THE 1988 NOBEL PRIZE IN PHYSICS WAS AWARDED TO THREE AMERICANS
in belated recognition of their classic neutrino experiment,
conducted more than a quarter of a century ago. Leon Lederman,
Melvin Swartz and Jack Steinberger conceived the experiment at
Columbia and carried it out at Brookhaven. The work provided one
of the keys that led to the "standard model," the implications of
which are expected to be tested using the super collider.
2
. ANDREI SAKHAROV WILL VISIT THE UNITED STATES IN NOVEMBER,
according to the International Foundation for the Survival and
Development of Humanity which is sponsoring the visit. The board
of the pro-detente Foundation includes such notables as Jerome
Weisner, Robert McNamara, Susan Eisenhower, Theodore Hesburgh and
Armand Hammer. Sakharov is one of the Soviet trustees of the
Washington-based organization. The head of the Soviet trustees
is Yevgeny Velikov, vice president of the Soviet Academy of
Sciences, who is also expected to make the trip. Sakharov's
reinstatement is a highly visible demonstration of glasnost. The
Soviet Government has reportedly returned Sakharov's medals.

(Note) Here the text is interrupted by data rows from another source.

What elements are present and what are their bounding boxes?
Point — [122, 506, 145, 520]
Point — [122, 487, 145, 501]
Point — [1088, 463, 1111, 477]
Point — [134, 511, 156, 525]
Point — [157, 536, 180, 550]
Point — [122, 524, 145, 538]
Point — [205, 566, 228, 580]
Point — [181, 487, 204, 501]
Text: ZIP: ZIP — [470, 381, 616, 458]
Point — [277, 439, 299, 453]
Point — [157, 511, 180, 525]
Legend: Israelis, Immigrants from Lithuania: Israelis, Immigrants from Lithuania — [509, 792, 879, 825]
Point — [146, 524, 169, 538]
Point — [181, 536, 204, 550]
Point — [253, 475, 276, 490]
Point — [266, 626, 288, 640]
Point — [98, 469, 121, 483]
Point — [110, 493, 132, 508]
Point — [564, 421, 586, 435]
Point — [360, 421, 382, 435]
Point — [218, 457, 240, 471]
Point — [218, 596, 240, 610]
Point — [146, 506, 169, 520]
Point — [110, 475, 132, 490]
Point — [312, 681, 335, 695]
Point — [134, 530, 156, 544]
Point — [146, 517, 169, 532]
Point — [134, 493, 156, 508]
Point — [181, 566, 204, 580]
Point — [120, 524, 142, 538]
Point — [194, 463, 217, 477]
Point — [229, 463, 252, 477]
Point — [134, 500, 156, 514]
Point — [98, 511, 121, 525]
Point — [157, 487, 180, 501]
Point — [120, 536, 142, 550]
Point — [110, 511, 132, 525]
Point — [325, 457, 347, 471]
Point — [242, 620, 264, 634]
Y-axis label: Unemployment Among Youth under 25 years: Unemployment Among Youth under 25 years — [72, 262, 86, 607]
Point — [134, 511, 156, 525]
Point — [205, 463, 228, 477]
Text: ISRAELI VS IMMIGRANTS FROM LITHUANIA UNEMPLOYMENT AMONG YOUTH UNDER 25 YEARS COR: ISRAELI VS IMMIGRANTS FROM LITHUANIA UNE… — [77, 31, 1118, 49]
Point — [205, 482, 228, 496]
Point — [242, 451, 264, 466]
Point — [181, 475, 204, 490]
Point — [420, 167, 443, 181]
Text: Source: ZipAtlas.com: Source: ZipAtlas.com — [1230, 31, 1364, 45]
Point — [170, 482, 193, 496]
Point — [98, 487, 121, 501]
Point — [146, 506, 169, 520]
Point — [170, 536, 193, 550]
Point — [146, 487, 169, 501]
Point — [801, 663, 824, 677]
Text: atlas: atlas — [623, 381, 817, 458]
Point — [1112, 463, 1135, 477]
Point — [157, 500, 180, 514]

3. A SHAKE-UP IS ALSO EXPECTED IN THE SOVIET ACADEMY OF SCIENCES.
In a speech to scientists in Krasnoyarsk, Gorbachev assailed Guri
Marchuk, the hard-line president of the Soviet Academy, for
failing to provide scientific leadership in the development of
Siberia. Marchuk, moreover, has been closely associated with
Ligachev, who recently fell from grace. It is rumored that
Marchuk will be replaced at the next meeting of the Academy by
Roald Sagdeev, the charismatic former head of the Soviet space
program, who surprised many people by his resignation from that
post in July. The Academy meeting was scheduled for the end of
September, but it has been delayed one month without explanation.
4. THE NSF'S PLAN FOR ALLOCATING ITS FY 89 APPROPRIATION
was revealed at a meeting of the National Science Board. Overall the
NSF budget is up a healthy 10% over FY 88. Congress did mandate
certain uses, such as a 23% increase for science and engineering
education, but nevertheless Research and Related Activities got
an overall increase of 9%. Good news? Not for principal
investigators supported by the Directorate for Mathematical and
Physical Sciences, who may have been expecting some relief after
several years of severe austerity. MPS got only a meager,
cost-of-living, 4% increase. By contrast, Engineering got a 9.5%
increase, and Computer and Information Science and Engineering
got a pulse quickening 18%. Eric Bloch uses a different
arithmetic. He argues that Supercomputer Centers and Science and
Technology Centers benefit the physical sciences and that a
portion of such programs should therefore be counted as support
for MPS. The principal investigators are more likely to view the
new allocation as confirmation of their claim that the Science
and Technology Centers would be taken out of their lunch pail.